Judicial Approaches to Revoking Corporate Registration Changes Following the Non-Establishment of Capital Increase Resolutions
DOI:
https://doi.org/10.37420/j.mlr.2026.007Keywords:
Capital Increase Resolution; Corporate Registration Changes; Bona Fide Third Party; Shareholder Protection; Transaction SecurityAbstract
Article 28 of the newly amended Company Law of the People’s Republic of China provides that where a corporate resolution is declared invalid, revoked, or confirmed as not having been validly adopted, the company shall apply for cancellation of the registration made on the basis of that resolution. However, in disputes concerning defective corporate resolutions, courts remain divided on how to deal with registration changes that have already been completed following a capital increase, and in particular on whether the pre-capital-increase shareholding structure and registered capital should be restored. Capital increase resolutions differ from ordinary corporate resolutions in that they often affect not only the internal allocation of rights among existing shareholders, but also the reliance interests of new investors, creditors, and other external parties. The revocation of registration changes following a defective capital increase resolution therefore requires courts to balance two competing concerns: correcting defects in internal corporate governance and preserving the stability of external transactions.Drawing on representative judicial decisions, this article examines whether and under what conditions registration changes should be revoked after a capital increase resolution is found not to have been validly adopted.
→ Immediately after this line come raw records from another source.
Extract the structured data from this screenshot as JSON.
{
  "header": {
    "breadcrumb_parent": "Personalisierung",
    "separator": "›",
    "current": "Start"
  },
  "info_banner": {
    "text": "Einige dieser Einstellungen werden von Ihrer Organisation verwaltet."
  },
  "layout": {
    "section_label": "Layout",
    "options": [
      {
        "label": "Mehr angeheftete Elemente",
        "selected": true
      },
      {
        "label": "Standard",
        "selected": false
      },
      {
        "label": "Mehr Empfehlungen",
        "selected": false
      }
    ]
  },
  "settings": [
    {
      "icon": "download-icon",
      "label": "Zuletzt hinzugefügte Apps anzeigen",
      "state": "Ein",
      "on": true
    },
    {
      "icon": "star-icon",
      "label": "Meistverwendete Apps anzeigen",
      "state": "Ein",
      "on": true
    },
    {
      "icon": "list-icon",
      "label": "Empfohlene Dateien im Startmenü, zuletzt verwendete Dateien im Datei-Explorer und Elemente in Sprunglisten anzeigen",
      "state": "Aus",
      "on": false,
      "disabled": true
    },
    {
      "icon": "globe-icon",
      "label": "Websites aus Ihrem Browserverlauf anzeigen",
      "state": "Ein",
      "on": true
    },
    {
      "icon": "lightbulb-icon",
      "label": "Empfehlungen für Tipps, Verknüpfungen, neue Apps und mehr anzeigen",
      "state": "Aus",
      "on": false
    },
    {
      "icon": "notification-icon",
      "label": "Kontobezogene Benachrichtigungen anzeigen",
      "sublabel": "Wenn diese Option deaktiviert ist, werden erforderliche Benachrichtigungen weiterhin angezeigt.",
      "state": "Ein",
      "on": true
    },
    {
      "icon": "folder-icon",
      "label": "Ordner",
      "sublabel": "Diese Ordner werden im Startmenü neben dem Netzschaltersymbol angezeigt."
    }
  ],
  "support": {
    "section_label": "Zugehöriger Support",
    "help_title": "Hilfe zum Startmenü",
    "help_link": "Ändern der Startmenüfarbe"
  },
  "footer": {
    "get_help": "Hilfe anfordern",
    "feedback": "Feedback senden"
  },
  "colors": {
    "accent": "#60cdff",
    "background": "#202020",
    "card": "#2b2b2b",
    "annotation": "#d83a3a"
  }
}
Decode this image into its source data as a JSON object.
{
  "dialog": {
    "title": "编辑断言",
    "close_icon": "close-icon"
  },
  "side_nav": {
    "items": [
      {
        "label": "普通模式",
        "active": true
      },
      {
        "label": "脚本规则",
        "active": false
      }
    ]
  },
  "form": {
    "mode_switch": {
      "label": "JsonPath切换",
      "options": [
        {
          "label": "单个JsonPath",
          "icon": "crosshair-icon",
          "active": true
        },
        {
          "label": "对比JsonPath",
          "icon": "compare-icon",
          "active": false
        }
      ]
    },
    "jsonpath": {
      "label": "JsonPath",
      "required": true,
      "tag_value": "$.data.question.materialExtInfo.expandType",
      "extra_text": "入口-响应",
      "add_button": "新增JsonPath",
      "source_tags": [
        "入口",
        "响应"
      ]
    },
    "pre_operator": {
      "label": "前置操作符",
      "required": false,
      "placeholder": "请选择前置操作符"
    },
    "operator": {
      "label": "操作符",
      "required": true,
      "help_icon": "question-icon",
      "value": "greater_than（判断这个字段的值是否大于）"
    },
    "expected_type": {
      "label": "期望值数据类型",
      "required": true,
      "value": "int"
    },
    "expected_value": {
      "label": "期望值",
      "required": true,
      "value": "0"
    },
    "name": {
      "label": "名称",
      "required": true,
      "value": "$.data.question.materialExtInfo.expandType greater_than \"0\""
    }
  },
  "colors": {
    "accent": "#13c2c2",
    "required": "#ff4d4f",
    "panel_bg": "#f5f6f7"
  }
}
It argues that courts should avoid both automatic restoration and blanket preservation of the existing registration status. Instead, a more differentiated approach is required. Courts should first distinguish between internal shareholder disputes and external investment relationships, and then examine whether the new shareholder is a genuine external investor, whether that investor acted in good faith, and whether a legally protectable reliance interest has arisen. Only after such an inquiry can courts determine whether the registration changes should be revoked and the original registration status restored. This article further argues that where a court confirms the non-establishment of a capital increase resolution but declines to revoke the corresponding registration changes, the judgment should still address how the injured shareholder’s rights may be substantively protected. In this way, judicial reasoning can better reconcile shareholder protection, corporate registration credibility, and transaction security.